41. Have a block party.
Perhaps, you don’t really know your neighbors too well and you’d like to change that moving forward. So, why not have a block party to start it off with a bang.
Gather up party supplies, some food and beverage, and post some flyers around your neighborhood. If you build it, they shall come!
42. Leave isolation.
Here’s another personal reminder of what it does take to connect with others: remove yourself from isolation, and as often as you can.
It can seem like a heavy burden to establish new friendships. Heck, it may seem impossible, but isolation does not help. See what you can do to start leaving your humble abode more often just to get out.
Waiting for friendship just doesn’t work out as well as it sounds. Get yourself up and see that you’re worth connecting with.
43. High school reunion.
I know. I know. High school reunions are not ideal for many who didn’t have the best high school experience. Let this be your comeback and make some friends in the process.

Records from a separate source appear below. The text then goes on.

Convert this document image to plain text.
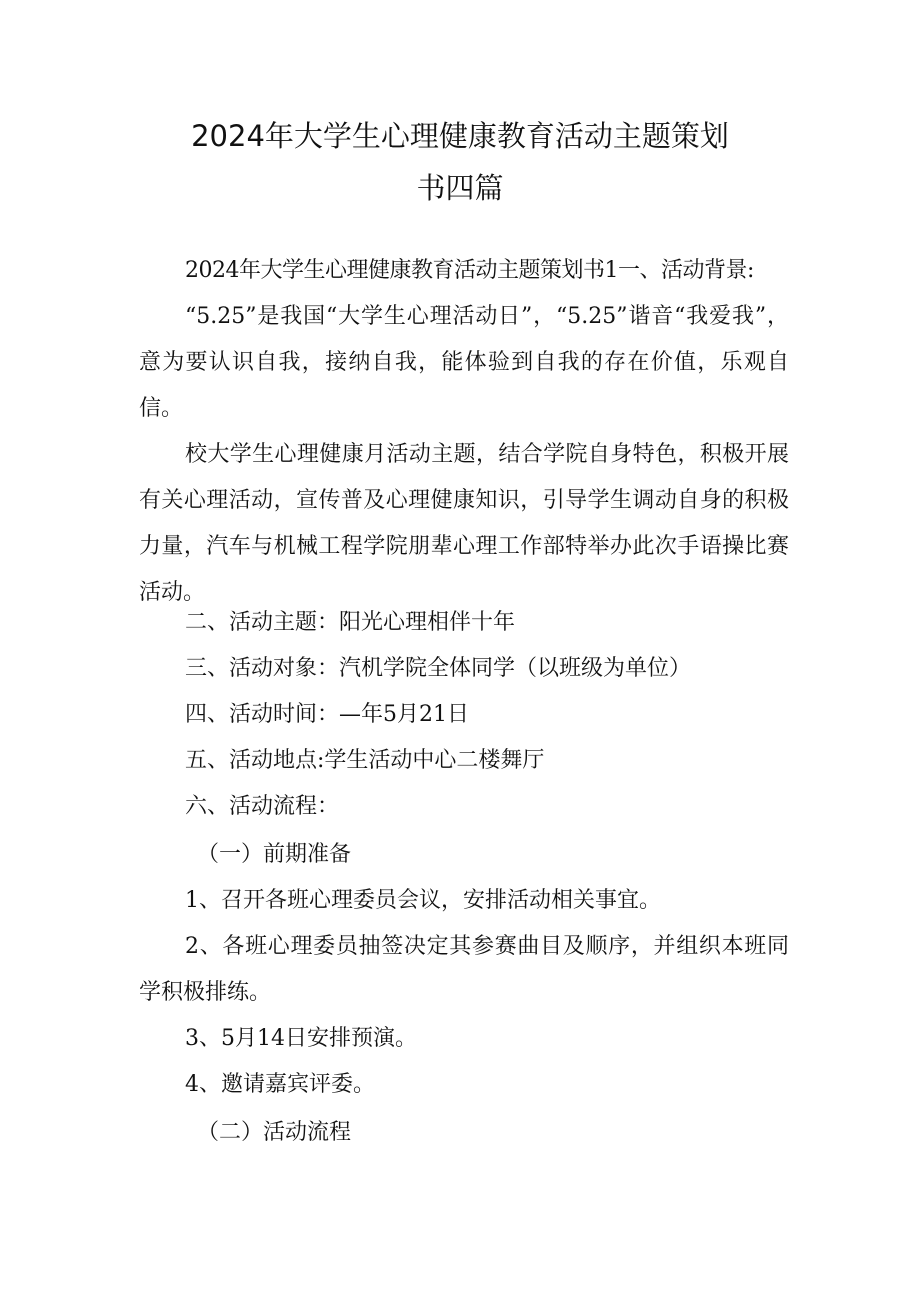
2024年大学生心理健康教育活动主题策划
书四篇

2024年大学生心理健康教育活动主题策划书1一、活动背景:

“5.25”是我国“大学生心理活动日”，“5.25”谐音“我爱我”，意为要认识自我，接纳自我，能体验到自我的存在价值，乐观自信。

校大学生心理健康月活动主题，结合学院自身特色，积极开展有关心理活动，宣传普及心理健康知识，引导学生调动自身的积极力量，汽车与机械工程学院朋辈心理工作部特举办此次手语操比赛活动。

二、活动主题：阳光心理相伴十年

三、活动对象：汽机学院全体同学（以班级为单位）

四、活动时间：—年5月21日

五、活动地点:学生活动中心二楼舞厅

六、活动流程：

（一）前期准备

1、召开各班心理委员会议，安排活动相关事宜。

2、各班心理委员抽签决定其参赛曲目及顺序，并组织本班同学积极排练。

3、5月14日安排预演。

4、邀请嘉宾评委。

（二）活动流程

This tip is more time-sensitive, but that shouldn’t stop you from planning on going to your next reunion. This could also be beneficial for those attending their spouses reunion, too.
44. Treat a friend to a date.
Got a friend you’d like to get to know a little better? Take them out on a friend date. Of course, you’ll want to do this with someone you already consider a friend.
Although Bumble is meant for intimate dating, Bumble BFF is dedicated for those who are only interested in developing friendships. You can start here if you do not have that one friend you can treat already.
45. Explore more.
Sure, you may know your city pretty well, but that shouldn’t be the excuse not to make friends.
Get prepared by taking a book with you or something tangible that can strike up a conversation with onlookers.
46. Start a blog.
I can’t tell you how many people I’ve connected with by starting the blog you’re reading from right now. Just begin writing what you like, know, etc., and people will connect with you.
You don’t need money to start a blog. You can click here to make a blog completely free. Seriously though, there’s no credit card needed.
47. Start a side hustle.
The internet has really provided opportunity for people to use their skills as a service. This is good news for those looking to connect.
Figure out something you can provide others, develop a customer base, and maybe you’ll be able to really connect with others who see your vision. The limits are endless with this one.
48. Go to an open mic.
Whether you’re the performer or in the audience, open mic nights are a fantastic way to connect with others.
Check out the events at your local college, coffee shops, improv club, or theater to see if there are any open mics coming up.
49. Don’t give up.
Okay, here’s my last insider tip about finding new friends: seriously, don’t give up. That’s the easier path you don’t want to go down.
The idea of making new friends seems like quite the task because most often, we make it that way. Yes, what I am suggesting is getting out of your own way in this process.
Our minds can be our best ally or our worst enemy, and when it comes to making friends, the latter seems to come up more.
Here are some extra tips in staying motivated:
- Focus on a goal.
- If the goal is too big, make it smaller.
- Practice asking questions to strangers more and more each week.
- Remind yourself this is a process.
- Take care of yourself if you find yourself burning out.
- Your first attempt won’t be your last, and each attempt will teach you something.
- If it’s anxiety getting in the way, please give this a read.
50. See a therapist.
You probably saw this one coming on a mental health blog. But, there are dozens of benefits in working with a therapist when it comes to friendship development.
You and your therapist can focus on any mental health symptoms that are obstacles in finding new friends, make goals in meeting others, and can work on great techniques in connecting with others.
There you have it. 50 ways in how to make friends, both online and in-person.
Soon, I will be making a guide in practicing developing deeper relationships with current friends.
We could all use a little more closeness.